No vile thing? Well, that pretty much kills off anything that’s not animated, though we’re not terribly sure about the soundness of Buzz Lightyear or Shrek or, for that matter, even St. WALL-E. One’s interpretation of the biblical tone here depends, of course, on translation and the vagaries of denotation/ connotation strategies. The NIV uses “vile,” the KJV says “wicked,” the Amplified Bible “base,” and the NAS fudges with “worthless thing,” a term that could possibly cover one’s car or brother-in-law. All of these presume the ease of identifying the “wicked” and the “vile,” an assumption that the realism of most biblical treatments of evil makes more than tricky. After all, evil comes in many guises, usually elegantly deceptive, and telling the sheep from the goats is best left to the deity. And on it goes, the muddle of meanings, small and great, especially when we’re dealing with ancient words wrenched from lost settings smack into the post-pomo present.

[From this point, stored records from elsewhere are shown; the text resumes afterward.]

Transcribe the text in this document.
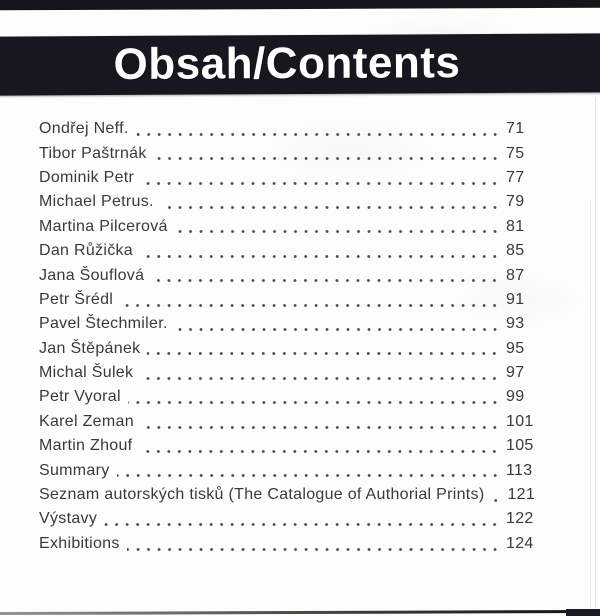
Obsah/Contents
Ondřej Neff.	71
Tibor Paštrnák	75
Dominik Petr	77
Michael Petrus.	79
Martina Pilcerová	81
Dan Růžička	85
Jana Šouflová	87
Petr Šrédl	91
Pavel Štechmiler.	93
Jan Štěpánek	95
Michal Šulek	97
Petr Vyoral	99
Karel Zeman	101
Martin Zhouf	105
Summary	113
Seznam autorských tisků (The Catalogue of Authorial Prints) 121
Výstavy	122
Exhibitions	124
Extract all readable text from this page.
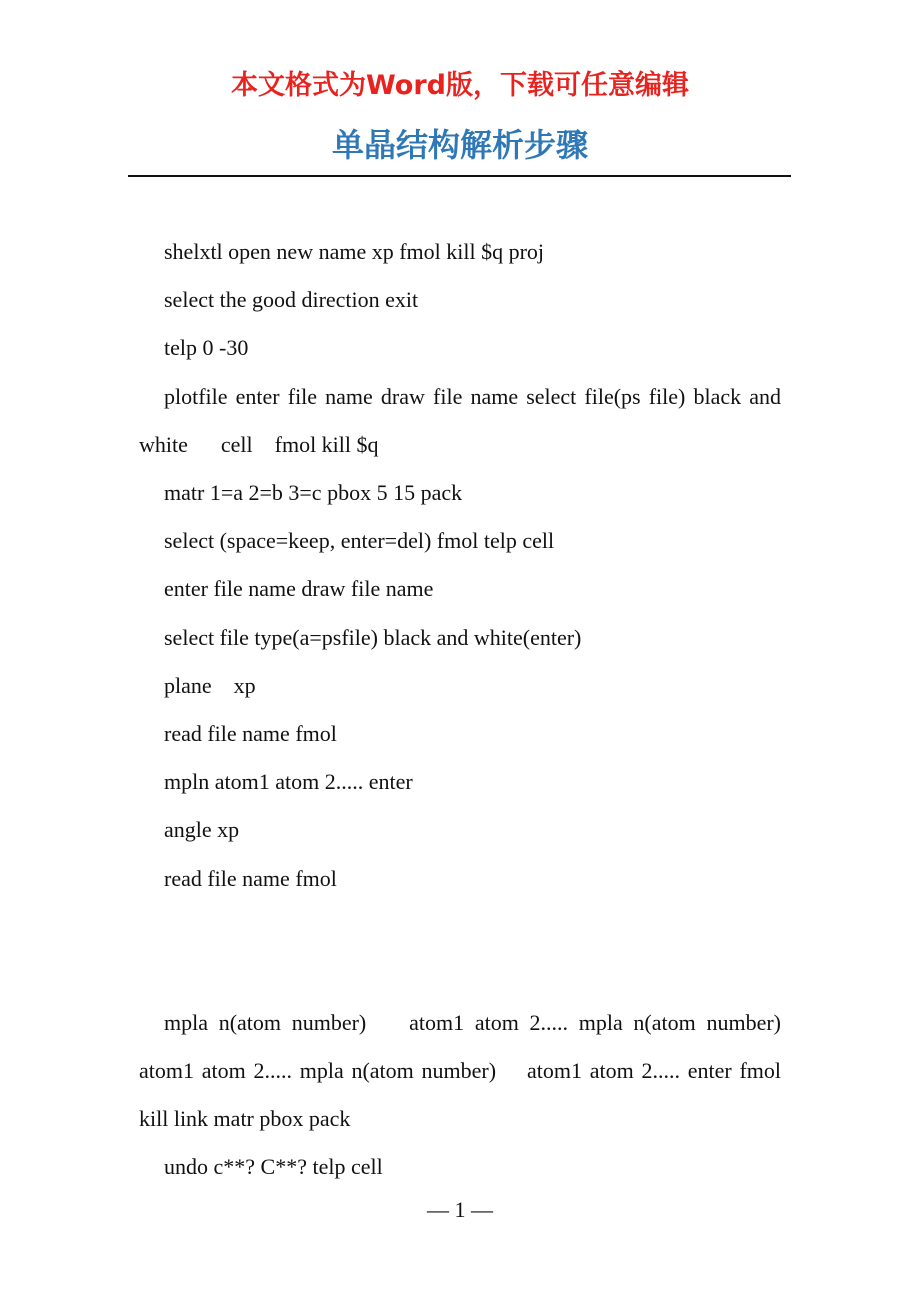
本文格式为Word版，下载可任意编辑
单晶结构解析步骤

shelxtl open new name xp fmol kill $q proj

select the good direction exit

telp 0 -30

plotfile enter file name draw file name select file(ps file) black and white      cell    fmol kill $q

matr 1=a 2=b 3=c pbox 5 15 pack

select (space=keep, enter=del) fmol telp cell

enter file name draw file name

select file type(a=psfile) black and white(enter)

plane    xp

read file name fmol

mpln atom1 atom 2..... enter

angle xp

read file name fmol

mpla n(atom number)    atom1 atom 2..... mpla n(atom number) atom1 atom 2..... mpla n(atom number)    atom1 atom 2..... enter fmol kill link matr pbox pack

undo c**? C**? telp cell

— 1 —
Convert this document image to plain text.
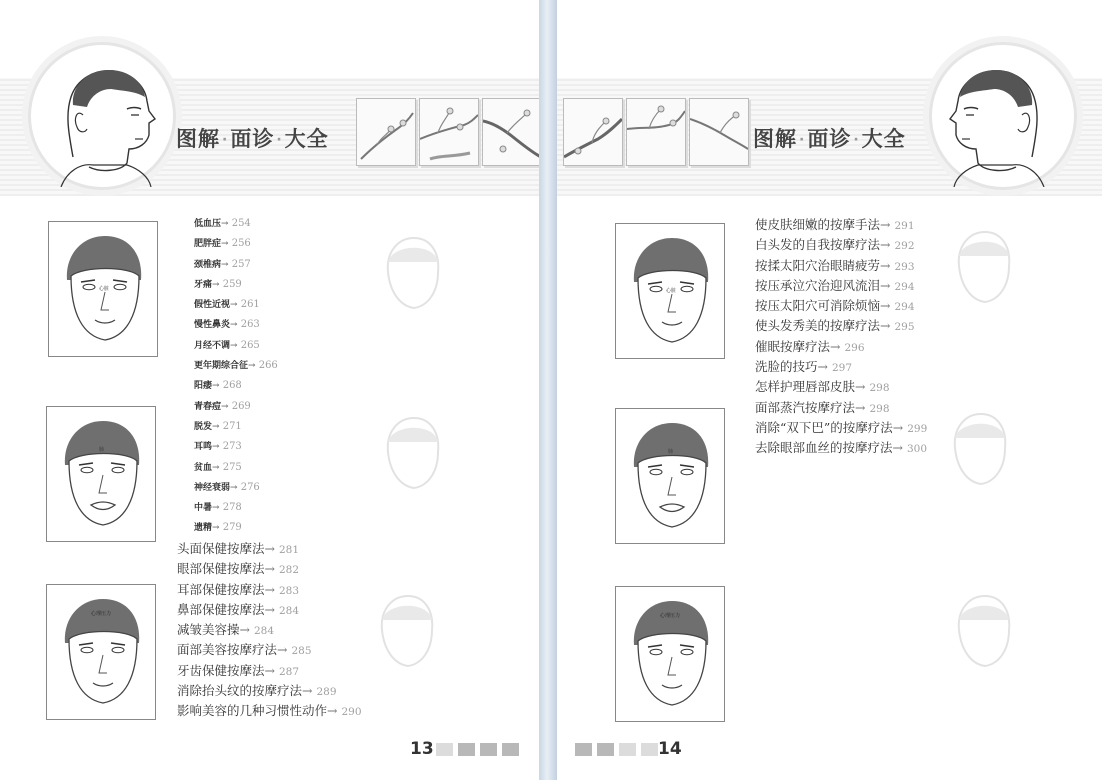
图解 ·面诊 ·大全
心脏
肺
心理压力
低血压→ 254
肥胖症→ 256
颈椎病→ 257
牙痛→ 259
假性近视→ 261
慢性鼻炎→ 263
月经不调→ 265
更年期综合征→ 266
阳痿→ 268
青春痘→ 269
脱发→ 271
耳鸣→ 273
贫血→ 275
神经衰弱→ 276
中暑→ 278
遗精→ 279
头面保健按摩法→ 281
眼部保健按摩法→ 282
耳部保健按摩法→ 283
鼻部保健按摩法→ 284
减皱美容操→ 284
面部美容按摩疗法→ 285
牙齿保健按摩法→ 287
消除抬头纹的按摩疗法→ 289
影响美容的几种习惯性动作→ 290
13
图解 ·面诊 ·大全
心脏
肺
心理压力
使皮肤细嫩的按摩手法→ 291
白头发的自我按摩疗法→ 292
按揉太阳穴治眼睛疲劳→ 293
按压承泣穴治迎风流泪→ 294
按压太阳穴可消除烦恼→ 294
使头发秀美的按摩疗法→ 295
催眠按摩疗法→ 296
洗脸的技巧→ 297
怎样护理唇部皮肤→ 298
面部蒸汽按摩疗法→ 298
消除“双下巴”的按摩疗法→ 299
去除眼部血丝的按摩疗法→ 300
14
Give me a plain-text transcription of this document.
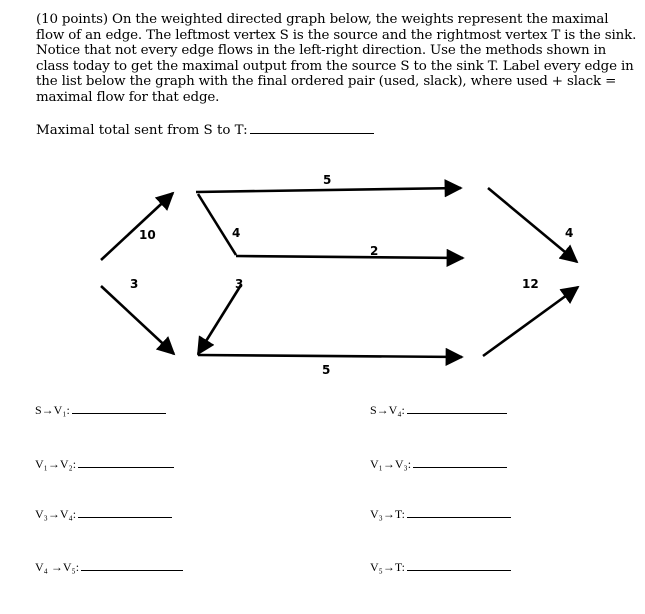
(10 points) On the weighted directed graph below, the weights represent the maximal flow of an edge. The leftmost vertex S is the source and the rightmost vertex T is the sink. Notice that not every edge flows in the left-right direction. Use the methods shown in class today to get the maximal output from the source S to the sink T. Label every edge in the list below the graph with the final ordered pair (used, slack), where used + slack = maximal flow for that edge.
Maximal total sent from S to T:
10
3
4
3
5
2
5
4
12
S→V₁:	S→V₄:
V₁→V₂:	V₁→V₃:
V₃→V₄:	V₃→T:
V₄ →V₅:	V₅→T:
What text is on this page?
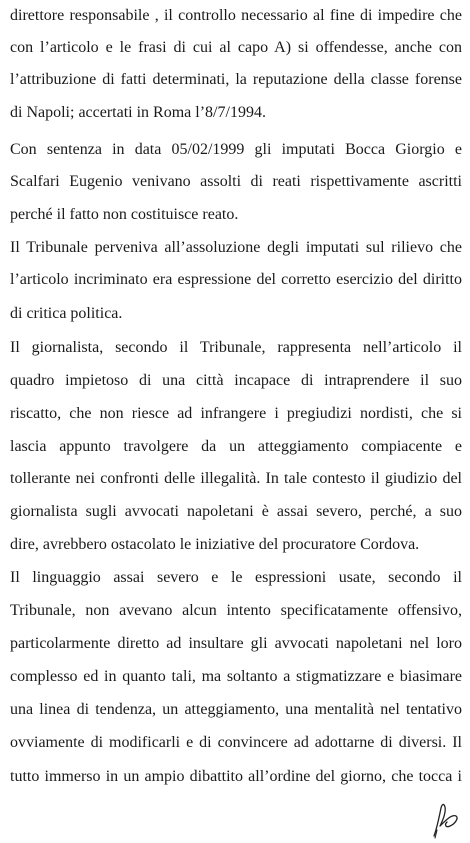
direttore responsabile , il controllo necessario al fine di impedire che
con l’articolo e le frasi di cui al capo A) si offendesse, anche con
l’attribuzione di fatti determinati, la reputazione della classe forense
di Napoli; accertati in Roma l’8/7/1994.
Con sentenza in data 05/02/1999 gli imputati Bocca Giorgio e
Scalfari Eugenio venivano assolti di reati rispettivamente ascritti
perché il fatto non costituisce reato.
Il Tribunale perveniva all’assoluzione degli imputati sul rilievo che
l’articolo incriminato era espressione del corretto esercizio del diritto
di critica politica.
Il giornalista, secondo il Tribunale, rappresenta nell’articolo il
quadro impietoso di una città incapace di intraprendere il suo
riscatto, che non riesce ad infrangere i pregiudizi nordisti, che si
lascia appunto travolgere da un atteggiamento compiacente e
tollerante nei confronti delle illegalità. In tale contesto il giudizio del
giornalista sugli avvocati napoletani è assai severo, perché, a suo
dire, avrebbero ostacolato le iniziative del procuratore Cordova.
Il linguaggio assai severo e le espressioni usate, secondo il
Tribunale, non avevano alcun intento specificatamente offensivo,
particolarmente diretto ad insultare gli avvocati napoletani nel loro
complesso ed in quanto tali, ma soltanto a stigmatizzare e biasimare
una linea di tendenza, un atteggiamento, una mentalità nel tentativo
ovviamente di modificarli e di convincere ad adottarne di diversi. Il
tutto immerso in un ampio dibattito all’ordine del giorno, che tocca i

In any case, the psalmist’s stark prohibition seems to derive mostly from ancient Israel’s fierce codes designed to prevent all manner of contamination. Interestingly, this same mood often persists in contemporary critiques of media, even though much of Protestant Christianity resoundingly rejects legalism, at least theologically. In the anti-contamination approach, mere proximity to deficiency or sin somehow sullies or corrupts, purity and grace being, in this view, so gossamer, ephemeral, as to vanish at the slightest touch. One fundamentalist media group, for example, praises notable films but urges not seeing them because they contain the word “damn.” Can we maintain, even furtively, our belief that we can keep ourselves, as one college claimed to do, ten miles from the nearest source of sin?
Of course, there is a point to the contamination concern. Many movies out there simply pander booze, crime, sex, and violence–especially either of the last–and it is a toxic, corrosive brew. Social scientists have long bemoaned the dire effects of “violent pornography,” by which they mean slice-and-dice slasher flicks whose chief appeal is the stalking and mutilation of young women (notable example: the Nightmare on Elm Street series by Wheaton College grad Wes Craven). Other films excite our pleasure in violent retribution–Mel Gibson flicks, for instance, or the early Eastwood, whose late career, ever since Unforgiven, has been one long contrition. And of late we have the comedies of writer-director Judd Apatow (Knocked Up), who venerates the jollies of permanent male pubescence.
When it comes to art, both fine and pop, there’s a long distance between what panders and what is honest. And there’s the rub, for artists and consumers: how to look hard, meaning truly and deeply, but eschew the pander. Two of HBO’s most celebrated series–Deadwood and The Wire, both of which skillfully blended the horrific and the gorgeous–also swam in extremities verbal, sexual, and relational. They were by no means, understandably, everyone’s cup of tea; nor should they be. In the arts, happily, one size does not fit all. Still, these shows exerted a defiant, transfixing power that vexed and harrowed the soul, if only to rouse it.
Art is one of the three great mysteries, said the late, great John Updike (the other two being sex and God). Whatever art is, is not readily definable, though we ceaselessly crave its multiple forms. The venerable Apostle Paul himself scrambles language, mixing moral and aesthetic categories, to capture that elusive stuff to which we may give ourselves: whatever is true, noble, lovely, pure, admirable, excellent, praiseworthy (Philippians 4:8; NIV). An instruction to counterbalance the psalmist’s stern, perplexing code? If so, not bad; we get a drift, to be sure, but no tidy rules. And there’s the hope always, cribbing from Updike again, that in art as in life, “Deepest in the thicket, the thorns spell a Word.”